Meyvelerle yüklü dallar, başlarını yere koyarlar. ~Sadî

A. Brayer’in “Neuf annees a Constantinople” isimli eserinin 1836 Paris tabının birinci cilt 198-199. sayfalarında Osmanlı Türklerinin tevazuu şöyle anlatılır:
“Müslüman Türkler arasında kibir ve gurur yok gibidir. Kur’an-ı kerimin en şiddetle nehyettiği temayüllerin biri de budur:

- Yeryüzünde sakın azametle yürüme, insanlardan nazarlarını gururla çevirme.

- Mütekebbir ve mağrur olandan ALLAH ü teâlâ nefret eder.

- Hareketlerinde mütevazı ol, yavaş sesle konuş.

- ALLAH ü teâlâ saygısızlardan nefret eder.

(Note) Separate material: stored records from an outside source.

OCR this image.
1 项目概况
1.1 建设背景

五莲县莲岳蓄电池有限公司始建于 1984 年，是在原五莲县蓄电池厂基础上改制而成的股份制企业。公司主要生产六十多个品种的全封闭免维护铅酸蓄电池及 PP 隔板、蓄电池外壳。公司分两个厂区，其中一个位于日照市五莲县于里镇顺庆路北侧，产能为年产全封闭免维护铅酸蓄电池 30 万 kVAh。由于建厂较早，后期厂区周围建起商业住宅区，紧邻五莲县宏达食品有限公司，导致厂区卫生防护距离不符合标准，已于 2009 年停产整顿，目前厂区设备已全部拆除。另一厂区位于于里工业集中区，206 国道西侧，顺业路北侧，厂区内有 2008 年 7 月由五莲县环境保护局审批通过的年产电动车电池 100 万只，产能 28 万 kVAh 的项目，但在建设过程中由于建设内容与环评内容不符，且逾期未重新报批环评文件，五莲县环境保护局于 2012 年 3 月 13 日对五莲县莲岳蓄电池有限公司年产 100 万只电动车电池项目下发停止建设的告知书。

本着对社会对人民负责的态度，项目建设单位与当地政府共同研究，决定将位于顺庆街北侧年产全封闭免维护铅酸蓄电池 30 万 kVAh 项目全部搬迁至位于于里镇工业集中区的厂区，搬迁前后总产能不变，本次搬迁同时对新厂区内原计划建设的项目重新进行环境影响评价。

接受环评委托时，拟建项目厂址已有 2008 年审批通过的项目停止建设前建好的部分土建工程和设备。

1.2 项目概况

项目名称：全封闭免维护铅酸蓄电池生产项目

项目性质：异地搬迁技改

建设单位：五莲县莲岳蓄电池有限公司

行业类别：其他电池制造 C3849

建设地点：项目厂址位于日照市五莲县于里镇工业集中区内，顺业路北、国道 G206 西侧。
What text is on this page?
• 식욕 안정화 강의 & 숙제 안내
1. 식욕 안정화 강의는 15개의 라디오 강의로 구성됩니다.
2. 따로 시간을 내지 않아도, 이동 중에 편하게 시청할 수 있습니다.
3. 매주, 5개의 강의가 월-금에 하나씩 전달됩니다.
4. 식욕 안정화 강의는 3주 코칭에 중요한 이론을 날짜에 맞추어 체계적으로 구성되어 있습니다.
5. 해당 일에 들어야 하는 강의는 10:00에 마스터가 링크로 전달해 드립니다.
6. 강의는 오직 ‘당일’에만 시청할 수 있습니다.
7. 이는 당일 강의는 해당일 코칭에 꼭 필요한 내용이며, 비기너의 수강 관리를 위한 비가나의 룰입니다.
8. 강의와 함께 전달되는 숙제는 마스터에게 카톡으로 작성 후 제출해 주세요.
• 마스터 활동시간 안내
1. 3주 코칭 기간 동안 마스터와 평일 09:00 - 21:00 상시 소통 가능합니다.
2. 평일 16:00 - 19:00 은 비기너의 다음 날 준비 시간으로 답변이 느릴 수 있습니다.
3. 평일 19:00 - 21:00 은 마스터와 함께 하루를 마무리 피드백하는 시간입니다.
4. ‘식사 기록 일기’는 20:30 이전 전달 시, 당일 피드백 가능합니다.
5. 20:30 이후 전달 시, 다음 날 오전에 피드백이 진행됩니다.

- Kibir cehaletten ileri gelir.

Âlim asla mağrur olmaz. Bir taraftan da mütemadiyen tevazu telkin edilir;

- Tevazu Cennet kapısının anahtarıdır.


- Tevazu saadetin süsüdür.
- Tevazu insana asalet verir.
- Hakiki hakim mütevazı olur.
- Herkese karşı daima alçak gönüllü ol.


İşte bundan dolayı Müslümanın yürüyüşünde vakar ve ihtişam olmakla beraber, katiyen kibir ve azamet yoktur. Daima yavaş sesle konuşur, el ve kol hareketlerinde hiçbir zaman zorbalık taslayan bir eda sezilmez. Hizmetinde tatlılık ve kolaylık vardır. Yalnız bir şeyle; diniyle mağrurdur. Onun her emrini yerine getirmeyi borç bilir. Bütün dünyanın İslamiyet’i kabul etmesini ister. Bütün diğer dinlerin bir sürü bâtıllıkla ve müşriklikle lekelenmiş olduğuna kanidir.”